NO BEAST SO FIERCE: THE TERRIFYING TRUE STORY OF THE CHAMPAWAT TIGER, THE DEADLIEST MAN-EATER IN HISTORY by Dane Huckelbridge
I wrote about it earlier this month.
SWEAT: A HISTORY OF EXERCISE by Bill Hayes
A personal and historical exploration of the history of exercise - from the pre-historical evolution of humanity to the original Olympics to the modern fitness craze. Hayes takes readers on a journey around the world and across time as he weaves together extensive research with his own memories about his personal relationship with fitness. I really enjoyed Hayes’ SLEEP DEMONS and I’m glad I saw he had a new book that was recently published. I’m even more glad that I loved the book as much as I did.

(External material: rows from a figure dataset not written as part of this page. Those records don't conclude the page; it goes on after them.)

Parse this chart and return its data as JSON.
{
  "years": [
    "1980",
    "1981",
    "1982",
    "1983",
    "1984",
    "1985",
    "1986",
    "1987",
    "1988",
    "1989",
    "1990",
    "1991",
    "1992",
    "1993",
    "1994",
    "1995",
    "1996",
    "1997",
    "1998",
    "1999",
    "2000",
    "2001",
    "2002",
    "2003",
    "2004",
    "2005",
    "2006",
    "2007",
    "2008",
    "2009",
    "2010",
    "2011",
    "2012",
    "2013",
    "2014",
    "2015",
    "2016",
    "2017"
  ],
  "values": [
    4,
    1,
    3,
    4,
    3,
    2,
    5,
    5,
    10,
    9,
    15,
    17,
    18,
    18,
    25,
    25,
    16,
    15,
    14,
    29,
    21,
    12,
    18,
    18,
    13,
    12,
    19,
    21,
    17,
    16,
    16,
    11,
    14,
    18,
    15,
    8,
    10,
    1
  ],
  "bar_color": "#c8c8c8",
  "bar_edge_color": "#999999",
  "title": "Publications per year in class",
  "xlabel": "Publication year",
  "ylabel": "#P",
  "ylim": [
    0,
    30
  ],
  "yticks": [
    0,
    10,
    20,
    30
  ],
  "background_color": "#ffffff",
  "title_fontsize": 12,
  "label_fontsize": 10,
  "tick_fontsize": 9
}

LUCKY TOWN by Pete Vonder Haar
This Houston-set mystery is about a pair of private detective siblings as they attempt to locate their missing brother. Government conspiracies, a ton of movie references, a glimpse into the wild world of Houston traffic. This book is a ton of fun and really captures the local Houston scene, albeit through the lens of crime.
PODCASTS
CRYPTO ISLAND
I know next to nothing about the world of cryptocurrency - but I’d be lying if I said the world doesn’t fascinate me. PJ Vogt, a former co-host from REPLY ALL, has this new podcast that digs deep into the culture - including episodes about a pair who tried to trick investors into buying into an island that’d be home to only other crypto investors and a group of internet trolls that tried to buy the US Consitution using a DAO.
MUSIC
I haven’t really heard much from Wackbirds before, but the song popped up in my Spotify feed due to the fact that Murder By Death’s Sarah Balliet contributed cello to the song. I really dug the tune and definitely want to listen to more from the band.